I understand that the validity of any OpenPGP certificate is based on that certificate being verified by a trusted party within a web of trust.
However, for most people who don't use GnuPG every day, they will simply get their keys from keyserver.ubuntu.com
once, and trust that they are accurate. E.g. when following the "how to verify" guide on Ubuntu.com:
gpg --keyserver hkp://keyserver.ubuntu.com --recv-keys "8439 38DF 228D 22F7 B374 2BC0 D94A A3F0 EFE2 1092" "C598 6B4F 1257 FFA8 6632 CBA7 4618 1433 FBB7 5451"
Although this communication will happen over plain unencrypted HTTP, I believe that the certificate we get back from keyserver will be signed by the keyserver itself, and so as long as we knew a trusted certificate for the keyserver we could trust the response.
But how, based on only running this command once, can we trust the keyserver, as I don't believe GnuPG will have created a trustdb
file yet?

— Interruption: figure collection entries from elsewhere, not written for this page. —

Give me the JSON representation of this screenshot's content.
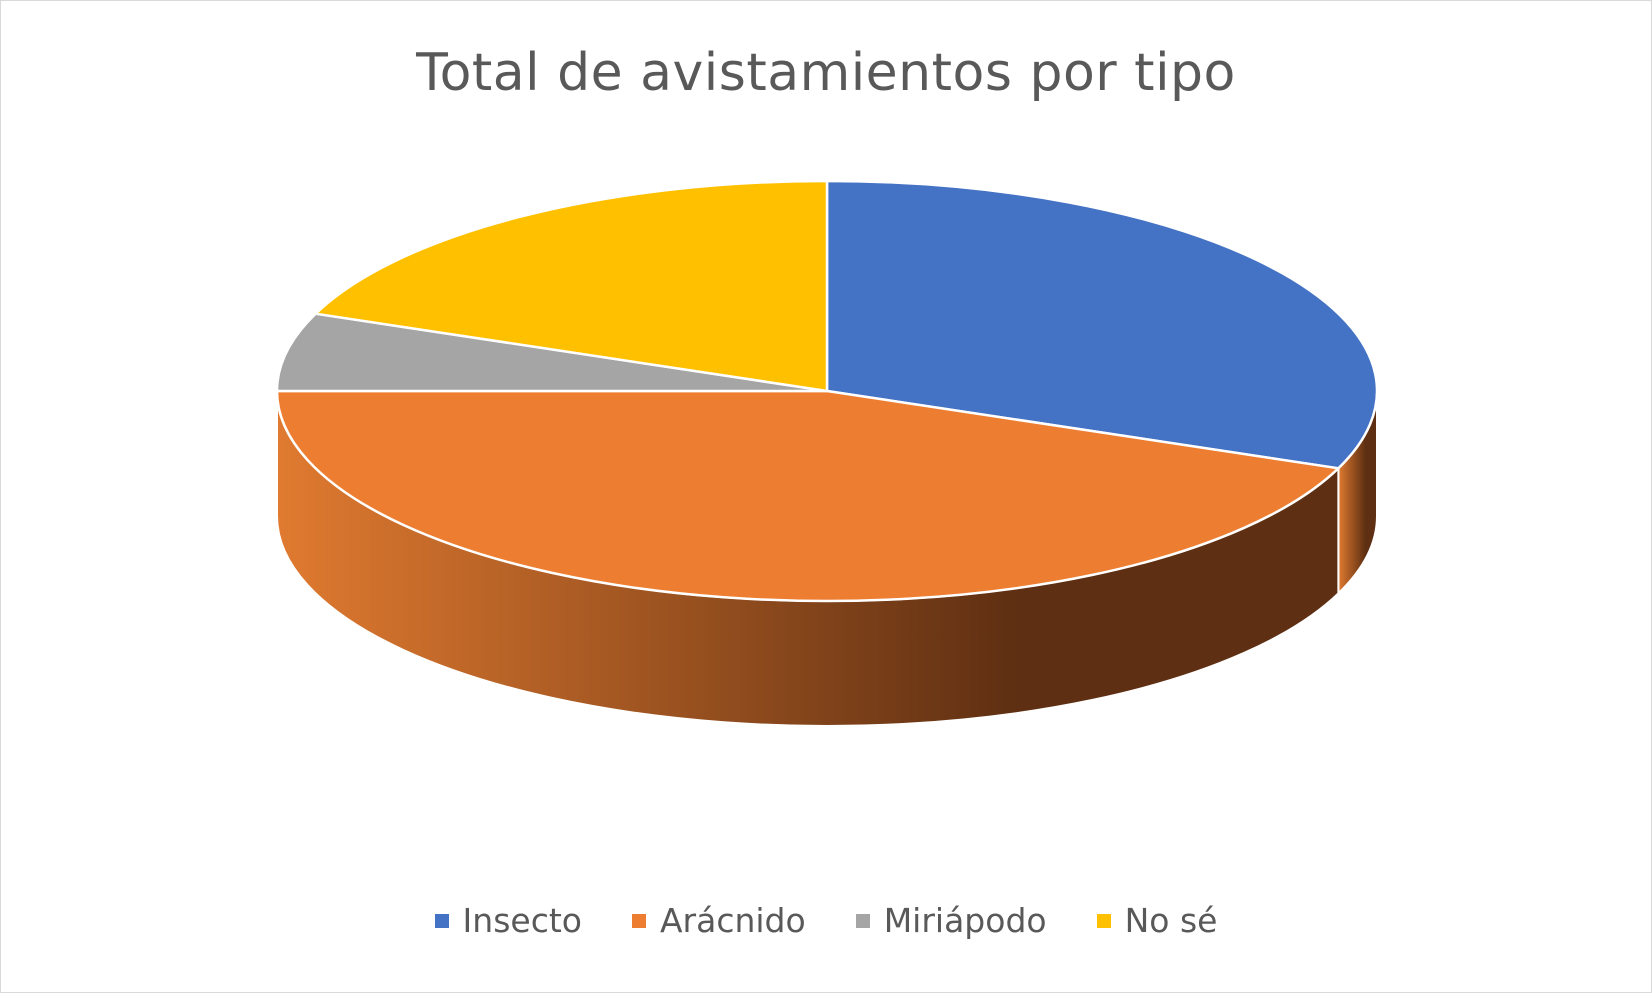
{
  "chart_data": {
    "type": "pie",
    "style": "3d",
    "title": "Total de avistamientos por tipo",
    "categories": [
      "Insecto",
      "Arácnido",
      "Miriápodo",
      "No sé"
    ],
    "values": [
      31,
      44,
      6,
      19
    ],
    "colors": [
      "#4472C4",
      "#ED7D31",
      "#A5A5A5",
      "#FFC000"
    ],
    "legend": "bottom"
  }
}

Does GnuPG have a built-in list of certificates that it trusts which includes that of keyserver.ubuntu.com
? If so, how can I find this list to check that this is the case?

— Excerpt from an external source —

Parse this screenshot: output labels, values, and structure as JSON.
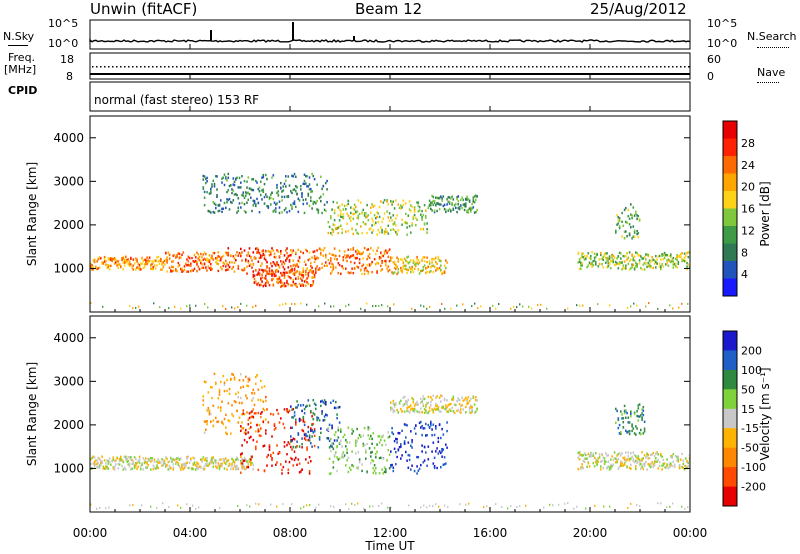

In the absence of this trusted list, wouldn't it be possible for all my communications to be intercepted by the same man-in-the-middle (MITM), who could then be feeding me a fake certificate from keyserver.ubuntu.com
at the same time as feeding me a forged signed package (e.g. the operating system ISO itself)?
The parameter for receiving keys is the full fingerprint of two keys:
The fingerprint is calculated from the public key (I discussed OpenPGP key IDs on Super User, if you want more reference). GnuPG will realize that the wrong key was returned, if the calculated fingerprint of the received key does not match the fingerprint that was requested. With other words: you may not trust key servers (they're operated by random individuals, which might well have malicious objectives), but you don't have to, all information received from key servers must be validated anyway. The range of possible fingerprints is very, very large: it is not feasible to find a collision (the same fingerprint for another key), even if you have vast computing powers like agencies as for example the NSA might have). Do not trust short key IDs, though.
For the same reason, you may not trust a key server's results when searching for mail addressees or user IDs. Not only could key server operators return malicious information, but key servers also do not verify anything at all (everybody could upload keys for arbitrary mail addresses). You always have to validate keys on your own. There is nothing like keys trusted by default in GnuPG, not even the keys of the GnuPG maintainer. If you trust the source listing the Ubuntu key's fingerprints, you could sign them to make GnuPG aware you verified those keys.
There also is HKPS (HKP over HTTPs), but this does not change anything considering the missing verification of key server information; HKPS has only been introduced so a man in the middle cannot record what keys you retrieve from key servers.